Having been out of print since 1996, Vol. 1 was reissued as part of the 2007 box set The Traveling Wilburys Collection, the vinyl release of which included alternate vocal takes of "Not Alone Any More". Reviewing the box set for Uncut that year, Bud Scoppa described the song as Orbison's "last rock aria" and a performance in which he "absolutely blows the roof off". In his article on the song for American Songwriter in October 2015, Jim Beviglia wrote that Orbison's voice was "perhaps the [Wilburys'] ultimate secret weapon" and the collaboration only fully succeeded through Lynne creating "a stratospheric weeper on the level of Orbison classics like 'Crying' and 'It's Over'". Beviglia concluded by saying that when Orbison died at the age of 52, "he went out at the peak of his powers with 'Not Alone Anymore'" and his legacy remains "greatly [enhanced] by this tear-stained triumph".
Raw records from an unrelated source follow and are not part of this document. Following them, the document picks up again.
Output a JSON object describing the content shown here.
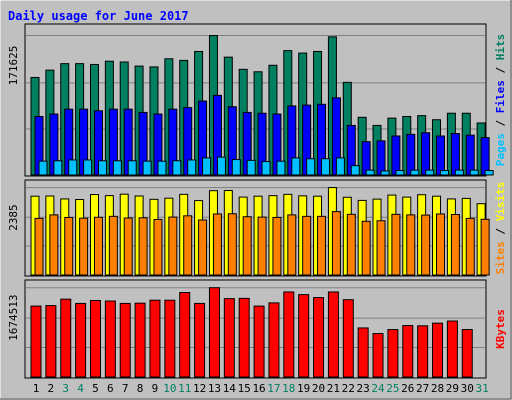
{
  "chart_data": {
    "type": "bar",
    "title": "Daily usage for June 2017",
    "categories": [
      "1",
      "2",
      "3",
      "4",
      "5",
      "6",
      "7",
      "8",
      "9",
      "10",
      "11",
      "12",
      "13",
      "14",
      "15",
      "16",
      "17",
      "18",
      "19",
      "20",
      "21",
      "22",
      "23",
      "24",
      "25",
      "26",
      "27",
      "28",
      "29",
      "30",
      "31"
    ],
    "weekend_days": [
      "3",
      "4",
      "10",
      "11",
      "17",
      "18",
      "24",
      "25",
      "31"
    ],
    "panels": [
      {
        "name": "hits-files-pages",
        "scale_label": "171625",
        "ymax": 171625,
        "grid": true,
        "right_label": [
          {
            "text": "Pages",
            "color": "#00c0ff"
          },
          {
            "text": " / ",
            "color": "#000000"
          },
          {
            "text": "Files",
            "color": "#0000ff"
          },
          {
            "text": " / ",
            "color": "#000000"
          },
          {
            "text": "Hits",
            "color": "#008060"
          }
        ],
        "series": [
          {
            "name": "Hits",
            "color": "#008060",
            "values": [
              120000,
              129000,
              137000,
              137000,
              136000,
              140000,
              139000,
              134000,
              133000,
              143000,
              141000,
              152000,
              171625,
              145000,
              130000,
              127000,
              135000,
              153000,
              150000,
              152000,
              170000,
              114000,
              71000,
              61000,
              70000,
              72000,
              73000,
              68000,
              76000,
              76000,
              64000
            ]
          },
          {
            "name": "Files",
            "color": "#0000ff",
            "values": [
              72000,
              75000,
              81000,
              81000,
              79000,
              81000,
              81000,
              77000,
              75000,
              81000,
              83000,
              91000,
              98000,
              84000,
              77000,
              76000,
              75000,
              85000,
              86000,
              87000,
              95000,
              61000,
              41000,
              42000,
              48000,
              50000,
              52000,
              48000,
              51000,
              49000,
              46000
            ]
          },
          {
            "name": "Pages",
            "color": "#00c0ff",
            "values": [
              17000,
              17500,
              18500,
              18500,
              17500,
              17500,
              17500,
              17000,
              17000,
              17500,
              18500,
              21000,
              22000,
              19000,
              18000,
              16500,
              17000,
              21000,
              20000,
              20000,
              21000,
              11500,
              6000,
              5000,
              5500,
              6000,
              6000,
              5500,
              6000,
              6000,
              5500
            ]
          }
        ]
      },
      {
        "name": "visits-sites",
        "scale_label": "2385",
        "ymax": 2385,
        "grid": true,
        "right_label": [
          {
            "text": "Sites",
            "color": "#ff8000"
          },
          {
            "text": " / ",
            "color": "#000000"
          },
          {
            "text": "Visits",
            "color": "#ffff00"
          }
        ],
        "series": [
          {
            "name": "Visits",
            "color": "#ffff00",
            "values": [
              2150,
              2155,
              2075,
              2060,
              2195,
              2165,
              2205,
              2155,
              2065,
              2095,
              2200,
              2030,
              2300,
              2305,
              2125,
              2150,
              2165,
              2200,
              2160,
              2150,
              2385,
              2120,
              2035,
              2070,
              2180,
              2125,
              2190,
              2150,
              2075,
              2090,
              1945
            ]
          },
          {
            "name": "Sites",
            "color": "#ff8000",
            "values": [
              1545,
              1640,
              1570,
              1550,
              1575,
              1600,
              1555,
              1560,
              1515,
              1580,
              1615,
              1500,
              1665,
              1670,
              1590,
              1580,
              1570,
              1640,
              1600,
              1600,
              1730,
              1655,
              1465,
              1480,
              1655,
              1640,
              1635,
              1665,
              1650,
              1545,
              1520
            ]
          }
        ]
      },
      {
        "name": "kbytes",
        "scale_label": "1674513",
        "ymax": 1674513,
        "grid": true,
        "right_label": [
          {
            "text": "KBytes",
            "color": "#ff0000"
          }
        ],
        "series": [
          {
            "name": "KBytes",
            "color": "#ff0000",
            "values": [
              1330000,
              1340000,
              1460000,
              1380000,
              1435000,
              1425000,
              1380000,
              1385000,
              1440000,
              1440000,
              1585000,
              1380000,
              1674513,
              1470000,
              1475000,
              1330000,
              1390000,
              1595000,
              1545000,
              1490000,
              1595000,
              1450000,
              920000,
              815000,
              890000,
              965000,
              960000,
              1010000,
              1050000,
              890000,
              null
            ]
          }
        ]
      }
    ]
  },
  "colors": {
    "background": "#c0c0c0",
    "plot_background": "#c0c0c0",
    "title": "#0000ff",
    "weekday_label": "#000000",
    "weekend_label": "#008060",
    "grid": "#808080"
  }
}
Jeff Burger, writing for The Morton Report in 2016, highlighted the song and "Handle with Care" as Vol. 1s fun-filled "ear candy" that "profit from Orbison's inimitable soaring vocals, Harrison's trademark guitar, and Lynne's production". Petty credited Lynne with making Orbison "feel comfortable with recording again" through their collaborations on Traveling Wilburys Vol. 1 and Mystery Girl, and in doing so, he "completely revitalised [Orbison's] career". Petty said of "Not Alone Any More": "[Lynne] completely re-wrote the song around this lead vocal that was down there. And wrote this incredible song, you know, and it's now one of my favorite ones on the album. And there's nobody [else] that could do that."

In September 2016, Legacy Recordings included both "Handle with Care" and "Not Alone Any More" on its Orbison compilation album The Ultimate Collection. Guitarist Adrian Belew covered "Not Alone Any More" on his 1990 album Young Lions. In 2009, Lucy Walsh contributed a recording of the song to the Orbison tribute album Under the Covers.